My first days at the Sharm el-Sheikh Climate Change Conference of the UNFCCC have been, in short, absolutely life altering. I want to start with the sentiment that I am extraordinarily privileged to be able to attend such an important global gathering which brings together not only party negotiators, but other representatives from various nations, passionate campaign and organization leaders, fierce Indigenous peoples, impacted community members, determined scientists, and concerned observers (like myself). The ability for over 50,000 people to gather in one space (although a seemingly disjointed one) is a groundbreaking feat that cannot go unnoticed. I have learned that we need to absorb and appreciate climate change wins wherever we can, even if it’s seemingly as simple as putting experts within the same four walls.
Throughout the last 72 hours, I have listened to human beings telling their stories about how the impacts of climate change are affecting their own lives, and those that they’re tasked to represent. Climate change is literally taking people’s ability to exist in this world away, and I get the chance to look at people’s faces while they convey these sentiments. I get to see the despair in their eyes. Despite their devastating experiences, these strong individuals remain positive and convinced that those in power at this conference (the negotiators) will act with their best interests because not only is it what they deserve, but because the only other alternative is their slow, painful extinction.

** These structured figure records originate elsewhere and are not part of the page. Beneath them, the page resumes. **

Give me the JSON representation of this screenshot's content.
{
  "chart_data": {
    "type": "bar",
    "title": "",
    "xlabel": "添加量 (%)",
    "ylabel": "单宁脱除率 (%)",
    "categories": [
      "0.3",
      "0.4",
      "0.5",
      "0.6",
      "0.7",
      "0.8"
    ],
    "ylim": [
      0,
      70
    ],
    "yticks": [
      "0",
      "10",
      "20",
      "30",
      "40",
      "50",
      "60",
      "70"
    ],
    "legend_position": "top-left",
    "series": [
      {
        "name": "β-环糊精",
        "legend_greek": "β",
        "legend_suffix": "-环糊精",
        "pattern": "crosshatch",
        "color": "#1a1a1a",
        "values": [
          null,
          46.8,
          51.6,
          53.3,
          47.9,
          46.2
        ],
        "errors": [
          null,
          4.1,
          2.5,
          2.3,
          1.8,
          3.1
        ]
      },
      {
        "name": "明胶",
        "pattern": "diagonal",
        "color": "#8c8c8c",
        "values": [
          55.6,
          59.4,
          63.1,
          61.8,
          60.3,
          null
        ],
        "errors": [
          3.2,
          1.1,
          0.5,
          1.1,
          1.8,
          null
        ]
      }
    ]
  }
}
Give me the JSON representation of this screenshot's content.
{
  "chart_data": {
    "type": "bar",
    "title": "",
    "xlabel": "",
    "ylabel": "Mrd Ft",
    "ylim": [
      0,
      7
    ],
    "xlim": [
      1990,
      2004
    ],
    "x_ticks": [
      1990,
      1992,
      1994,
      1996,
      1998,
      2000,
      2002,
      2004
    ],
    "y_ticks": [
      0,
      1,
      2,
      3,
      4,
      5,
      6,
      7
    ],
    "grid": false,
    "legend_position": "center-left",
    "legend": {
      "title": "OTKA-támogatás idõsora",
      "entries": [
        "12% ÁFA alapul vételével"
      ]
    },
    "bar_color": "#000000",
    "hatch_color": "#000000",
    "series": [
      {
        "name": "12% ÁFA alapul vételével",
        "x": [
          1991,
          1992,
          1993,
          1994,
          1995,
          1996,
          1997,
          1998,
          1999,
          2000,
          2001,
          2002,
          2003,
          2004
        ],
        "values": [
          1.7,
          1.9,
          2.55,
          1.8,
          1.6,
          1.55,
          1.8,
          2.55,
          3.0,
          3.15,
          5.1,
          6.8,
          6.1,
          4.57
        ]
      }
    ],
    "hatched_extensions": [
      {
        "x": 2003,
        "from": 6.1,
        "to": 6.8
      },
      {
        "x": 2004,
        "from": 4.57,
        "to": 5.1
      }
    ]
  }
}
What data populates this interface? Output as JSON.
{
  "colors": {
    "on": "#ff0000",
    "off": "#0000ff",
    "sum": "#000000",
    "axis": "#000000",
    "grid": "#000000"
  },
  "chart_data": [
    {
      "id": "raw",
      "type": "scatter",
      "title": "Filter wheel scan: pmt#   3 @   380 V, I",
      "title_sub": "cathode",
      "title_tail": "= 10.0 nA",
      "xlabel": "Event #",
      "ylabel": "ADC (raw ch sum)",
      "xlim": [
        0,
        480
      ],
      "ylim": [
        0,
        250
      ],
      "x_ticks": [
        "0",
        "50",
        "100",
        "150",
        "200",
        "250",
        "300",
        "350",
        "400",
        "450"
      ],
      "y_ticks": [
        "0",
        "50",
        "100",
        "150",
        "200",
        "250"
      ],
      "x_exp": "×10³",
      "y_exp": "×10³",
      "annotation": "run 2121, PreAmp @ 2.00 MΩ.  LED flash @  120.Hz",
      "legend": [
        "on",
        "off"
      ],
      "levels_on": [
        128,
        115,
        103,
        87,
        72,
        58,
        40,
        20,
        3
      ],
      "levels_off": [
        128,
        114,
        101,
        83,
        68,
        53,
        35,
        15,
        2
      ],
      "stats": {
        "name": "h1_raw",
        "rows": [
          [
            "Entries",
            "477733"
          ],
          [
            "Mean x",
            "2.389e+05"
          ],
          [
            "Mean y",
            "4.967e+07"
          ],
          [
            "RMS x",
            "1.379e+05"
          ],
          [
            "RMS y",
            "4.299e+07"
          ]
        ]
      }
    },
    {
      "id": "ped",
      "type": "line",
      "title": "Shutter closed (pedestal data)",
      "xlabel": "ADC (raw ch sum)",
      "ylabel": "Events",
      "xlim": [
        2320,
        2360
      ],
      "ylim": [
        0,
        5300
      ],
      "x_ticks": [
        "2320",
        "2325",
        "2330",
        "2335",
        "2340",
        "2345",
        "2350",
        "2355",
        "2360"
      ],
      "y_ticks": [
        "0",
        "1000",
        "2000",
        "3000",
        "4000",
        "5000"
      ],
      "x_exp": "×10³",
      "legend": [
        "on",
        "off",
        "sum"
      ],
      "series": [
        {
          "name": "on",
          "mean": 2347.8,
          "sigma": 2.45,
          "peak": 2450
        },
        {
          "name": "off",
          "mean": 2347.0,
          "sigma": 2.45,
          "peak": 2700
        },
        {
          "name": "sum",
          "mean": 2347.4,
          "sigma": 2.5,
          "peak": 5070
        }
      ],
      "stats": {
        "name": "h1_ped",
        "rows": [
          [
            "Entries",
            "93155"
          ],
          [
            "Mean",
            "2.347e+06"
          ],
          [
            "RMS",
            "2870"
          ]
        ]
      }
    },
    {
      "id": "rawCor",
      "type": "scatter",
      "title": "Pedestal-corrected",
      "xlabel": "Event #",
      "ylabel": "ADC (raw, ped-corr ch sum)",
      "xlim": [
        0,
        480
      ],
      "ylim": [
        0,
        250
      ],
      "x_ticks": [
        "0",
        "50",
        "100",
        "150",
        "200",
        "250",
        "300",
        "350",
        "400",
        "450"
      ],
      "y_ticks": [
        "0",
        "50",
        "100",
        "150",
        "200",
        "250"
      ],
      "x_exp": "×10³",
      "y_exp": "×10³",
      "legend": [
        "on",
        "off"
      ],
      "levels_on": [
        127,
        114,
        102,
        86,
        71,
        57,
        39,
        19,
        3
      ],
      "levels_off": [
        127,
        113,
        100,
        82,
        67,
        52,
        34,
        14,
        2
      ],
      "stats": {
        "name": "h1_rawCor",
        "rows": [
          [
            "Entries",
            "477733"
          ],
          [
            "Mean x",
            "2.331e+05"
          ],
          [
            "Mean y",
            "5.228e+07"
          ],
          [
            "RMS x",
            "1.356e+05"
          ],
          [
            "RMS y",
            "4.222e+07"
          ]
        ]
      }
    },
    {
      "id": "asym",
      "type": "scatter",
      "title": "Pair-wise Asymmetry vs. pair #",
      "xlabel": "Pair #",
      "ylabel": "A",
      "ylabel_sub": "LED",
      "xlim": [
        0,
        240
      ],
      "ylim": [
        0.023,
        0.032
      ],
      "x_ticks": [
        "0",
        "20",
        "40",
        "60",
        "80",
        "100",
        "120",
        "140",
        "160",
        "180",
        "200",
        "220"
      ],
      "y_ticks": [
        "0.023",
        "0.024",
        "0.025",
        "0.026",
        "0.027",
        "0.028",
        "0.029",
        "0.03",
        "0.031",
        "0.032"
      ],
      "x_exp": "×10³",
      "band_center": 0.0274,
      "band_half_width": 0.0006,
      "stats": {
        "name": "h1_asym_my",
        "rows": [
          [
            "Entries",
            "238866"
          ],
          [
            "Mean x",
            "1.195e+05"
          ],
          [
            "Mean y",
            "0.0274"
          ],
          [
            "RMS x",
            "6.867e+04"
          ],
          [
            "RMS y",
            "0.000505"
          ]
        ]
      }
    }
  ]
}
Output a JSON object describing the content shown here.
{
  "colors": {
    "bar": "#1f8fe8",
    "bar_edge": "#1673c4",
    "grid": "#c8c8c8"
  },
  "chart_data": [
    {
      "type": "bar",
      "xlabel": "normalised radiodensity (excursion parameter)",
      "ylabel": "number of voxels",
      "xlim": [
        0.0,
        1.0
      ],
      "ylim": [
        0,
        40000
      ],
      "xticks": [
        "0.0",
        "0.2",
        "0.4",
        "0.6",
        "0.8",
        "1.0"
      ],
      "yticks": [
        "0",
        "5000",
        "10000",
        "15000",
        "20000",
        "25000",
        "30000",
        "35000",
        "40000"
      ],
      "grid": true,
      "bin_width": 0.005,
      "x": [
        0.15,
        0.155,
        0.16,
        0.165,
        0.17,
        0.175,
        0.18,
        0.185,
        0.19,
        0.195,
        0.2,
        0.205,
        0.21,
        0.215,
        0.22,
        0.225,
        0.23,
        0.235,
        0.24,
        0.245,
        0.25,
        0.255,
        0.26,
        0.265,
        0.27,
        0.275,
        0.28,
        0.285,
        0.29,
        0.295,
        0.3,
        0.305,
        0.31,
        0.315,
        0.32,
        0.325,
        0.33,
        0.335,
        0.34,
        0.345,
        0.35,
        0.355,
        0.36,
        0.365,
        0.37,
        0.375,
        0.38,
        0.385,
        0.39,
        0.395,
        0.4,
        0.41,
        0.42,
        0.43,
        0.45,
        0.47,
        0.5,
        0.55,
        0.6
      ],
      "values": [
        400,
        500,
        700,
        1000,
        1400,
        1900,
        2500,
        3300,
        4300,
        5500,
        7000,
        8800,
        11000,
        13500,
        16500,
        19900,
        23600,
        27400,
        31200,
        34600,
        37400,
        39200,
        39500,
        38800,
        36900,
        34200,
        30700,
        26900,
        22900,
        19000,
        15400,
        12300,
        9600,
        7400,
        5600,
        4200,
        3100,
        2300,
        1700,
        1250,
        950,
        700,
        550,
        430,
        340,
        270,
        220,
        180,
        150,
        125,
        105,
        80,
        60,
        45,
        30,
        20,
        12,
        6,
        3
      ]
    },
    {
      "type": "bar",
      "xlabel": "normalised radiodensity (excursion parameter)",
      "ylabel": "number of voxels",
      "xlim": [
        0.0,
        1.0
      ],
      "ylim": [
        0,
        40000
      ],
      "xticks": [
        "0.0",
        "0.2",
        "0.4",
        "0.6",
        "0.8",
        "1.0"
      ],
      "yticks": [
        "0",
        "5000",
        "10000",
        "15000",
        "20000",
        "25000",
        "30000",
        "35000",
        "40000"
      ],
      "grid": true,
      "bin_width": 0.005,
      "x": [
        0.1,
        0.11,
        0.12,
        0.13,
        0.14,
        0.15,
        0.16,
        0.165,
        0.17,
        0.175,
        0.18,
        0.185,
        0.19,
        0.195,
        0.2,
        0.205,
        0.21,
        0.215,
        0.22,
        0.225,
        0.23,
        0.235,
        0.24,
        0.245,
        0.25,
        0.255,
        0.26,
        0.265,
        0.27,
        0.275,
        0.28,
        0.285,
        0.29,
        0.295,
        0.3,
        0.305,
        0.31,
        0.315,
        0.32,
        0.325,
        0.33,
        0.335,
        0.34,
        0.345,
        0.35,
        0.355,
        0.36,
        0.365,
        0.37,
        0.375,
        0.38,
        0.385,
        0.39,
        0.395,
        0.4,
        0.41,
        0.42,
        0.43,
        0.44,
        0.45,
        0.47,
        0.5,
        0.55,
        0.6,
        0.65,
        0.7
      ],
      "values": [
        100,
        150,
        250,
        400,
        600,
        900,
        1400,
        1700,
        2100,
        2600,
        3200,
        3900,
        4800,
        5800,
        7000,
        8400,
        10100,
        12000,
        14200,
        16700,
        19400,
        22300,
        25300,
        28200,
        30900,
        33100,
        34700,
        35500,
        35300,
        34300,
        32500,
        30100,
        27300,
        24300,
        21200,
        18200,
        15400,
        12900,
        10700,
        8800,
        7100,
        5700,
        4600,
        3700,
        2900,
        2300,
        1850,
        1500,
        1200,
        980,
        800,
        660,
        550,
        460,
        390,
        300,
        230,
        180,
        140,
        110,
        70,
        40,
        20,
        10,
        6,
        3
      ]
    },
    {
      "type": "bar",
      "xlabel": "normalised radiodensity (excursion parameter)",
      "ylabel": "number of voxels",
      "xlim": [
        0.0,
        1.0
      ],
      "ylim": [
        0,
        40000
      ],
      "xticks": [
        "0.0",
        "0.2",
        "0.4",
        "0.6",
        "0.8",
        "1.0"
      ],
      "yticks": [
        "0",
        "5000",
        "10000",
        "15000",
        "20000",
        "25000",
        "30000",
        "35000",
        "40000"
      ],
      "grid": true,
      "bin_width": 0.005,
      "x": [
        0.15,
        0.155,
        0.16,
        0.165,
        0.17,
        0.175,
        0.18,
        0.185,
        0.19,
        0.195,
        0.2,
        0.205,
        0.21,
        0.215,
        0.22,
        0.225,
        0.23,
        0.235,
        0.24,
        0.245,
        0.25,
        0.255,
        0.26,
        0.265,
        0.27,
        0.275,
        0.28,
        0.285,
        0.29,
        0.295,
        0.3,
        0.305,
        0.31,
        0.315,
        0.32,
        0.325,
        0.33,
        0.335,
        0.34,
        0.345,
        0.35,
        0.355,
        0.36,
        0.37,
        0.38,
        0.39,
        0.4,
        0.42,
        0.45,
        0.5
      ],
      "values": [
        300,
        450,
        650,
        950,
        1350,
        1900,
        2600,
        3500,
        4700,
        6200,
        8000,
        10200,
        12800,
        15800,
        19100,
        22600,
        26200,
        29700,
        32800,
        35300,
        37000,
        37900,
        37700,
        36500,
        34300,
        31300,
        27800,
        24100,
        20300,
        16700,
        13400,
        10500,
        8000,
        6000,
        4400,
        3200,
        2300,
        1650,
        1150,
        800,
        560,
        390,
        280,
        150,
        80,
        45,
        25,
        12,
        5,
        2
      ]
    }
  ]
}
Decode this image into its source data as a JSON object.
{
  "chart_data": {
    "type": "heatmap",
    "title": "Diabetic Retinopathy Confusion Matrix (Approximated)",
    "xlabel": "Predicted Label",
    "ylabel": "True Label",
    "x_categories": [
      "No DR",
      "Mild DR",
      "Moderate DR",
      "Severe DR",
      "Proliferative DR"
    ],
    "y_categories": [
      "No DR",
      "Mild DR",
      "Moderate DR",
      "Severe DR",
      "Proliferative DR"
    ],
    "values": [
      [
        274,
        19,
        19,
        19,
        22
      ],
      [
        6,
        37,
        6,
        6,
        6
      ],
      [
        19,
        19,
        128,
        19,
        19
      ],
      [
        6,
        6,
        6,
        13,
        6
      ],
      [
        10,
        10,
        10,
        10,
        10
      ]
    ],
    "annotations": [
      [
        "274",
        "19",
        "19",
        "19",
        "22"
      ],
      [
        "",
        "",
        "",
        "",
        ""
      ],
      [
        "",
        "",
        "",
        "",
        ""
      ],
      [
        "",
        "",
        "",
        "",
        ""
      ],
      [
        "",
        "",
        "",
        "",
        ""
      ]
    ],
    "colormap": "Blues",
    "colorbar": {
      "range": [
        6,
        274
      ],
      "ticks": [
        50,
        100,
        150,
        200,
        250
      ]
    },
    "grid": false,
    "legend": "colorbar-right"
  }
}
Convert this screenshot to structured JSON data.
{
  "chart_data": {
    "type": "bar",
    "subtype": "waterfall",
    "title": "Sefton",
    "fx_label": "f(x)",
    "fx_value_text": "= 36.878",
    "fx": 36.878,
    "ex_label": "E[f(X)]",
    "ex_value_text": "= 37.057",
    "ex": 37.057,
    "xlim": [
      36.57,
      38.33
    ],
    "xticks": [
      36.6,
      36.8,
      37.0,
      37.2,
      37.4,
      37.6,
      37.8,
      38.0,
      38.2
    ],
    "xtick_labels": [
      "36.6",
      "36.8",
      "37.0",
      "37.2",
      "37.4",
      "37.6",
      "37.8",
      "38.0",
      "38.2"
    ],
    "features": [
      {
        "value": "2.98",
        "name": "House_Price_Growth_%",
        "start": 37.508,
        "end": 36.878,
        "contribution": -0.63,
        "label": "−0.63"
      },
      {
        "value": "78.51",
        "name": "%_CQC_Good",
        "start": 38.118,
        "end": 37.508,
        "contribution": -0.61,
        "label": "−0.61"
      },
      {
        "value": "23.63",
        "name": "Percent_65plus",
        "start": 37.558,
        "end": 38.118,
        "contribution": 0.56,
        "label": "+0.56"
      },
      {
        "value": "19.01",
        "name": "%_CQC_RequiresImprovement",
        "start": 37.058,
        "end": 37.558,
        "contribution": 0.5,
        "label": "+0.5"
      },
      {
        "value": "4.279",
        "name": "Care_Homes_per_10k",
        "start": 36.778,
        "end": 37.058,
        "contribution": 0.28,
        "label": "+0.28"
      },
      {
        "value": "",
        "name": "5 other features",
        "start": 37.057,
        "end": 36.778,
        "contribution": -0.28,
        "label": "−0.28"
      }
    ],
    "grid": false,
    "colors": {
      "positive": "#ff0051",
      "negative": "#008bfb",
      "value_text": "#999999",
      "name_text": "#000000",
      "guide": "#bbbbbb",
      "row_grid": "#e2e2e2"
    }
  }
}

While attending a panel on ending fossil fuel investments on Wednesday, I listened to a BIPOC woman leader of an organization in Louisiana beg her constituents: “We don’t want resilience—we want equity, we want environmental justice, we want help.” Afterwards, a campaign lead of Power Shift Africa named Dean Bhebhe was on the verge of tears when he spoke the following: “We want to build our own narrative. It’s like these fossil fuel industries are trying to build telephone lines while we Africans already have mobile phones; it makes no sense. We say no to that, and yes to our own agency in decision making and a just energy transition.” As one of many observers in the room that day I was extremely moved. But I have to ask this—where were the 600 fossil fuel representatives whose passes were approved to attend the conference in order to network and increase their capital while these conversations were happening in the same vicinity? Why aren’t these perpetuators of colonial racism and resource exploitation calling upon love and empathy instead in order to resonate with the very people they’re killing? Why don’t they care enough to show up and just listen?
Unfortunately, this hasn’t been an isolated incident at COP27. Whether I attended an event on environmental health and nature-based solutions, green hydrogen power, measuring the health of coral reefs, growing sustainable infrastructure, or the finance sector’s investment portfolio transition towards renewables, this lack of empathy has remained constant. People are facing the disproportionate impacts of climate change right now, especially here at the “African COP”, and they’re deliberately being left out of solution making processes at the top. They’re just begging the negotiators to heed their warnings to prevent irreversible climate disaster and for their fundamental human rights. But the negotiators aren’t listening, or attending these crucial “side event” panels (they are poorly named as such).
However, these people are strong. These people—those from marginalized communities, the most vulnerable to climate change impacts and those who have time and time again been left out of conversations to develop policies that could actually work—don’t give up. They maintain hope, positivity, passion, and drive. They fill others in these spaces with the same feelings by sharing their stories. How do they do that? I want to learn from them; they truly fill me with inspiration. And so I won’t give up on them, on the problematic COP27 conference, or on our warming planet.
I will carry my privilege with me and use it as a tool to do my part to help support, enact hope like those I have witnessed, and carry the stories of those who are not given a voice with me. I ask the leaders of my own nation to recognize their own privilege, call upon empathy, and turn both of these things into REAL action aimed at those who truly need it most.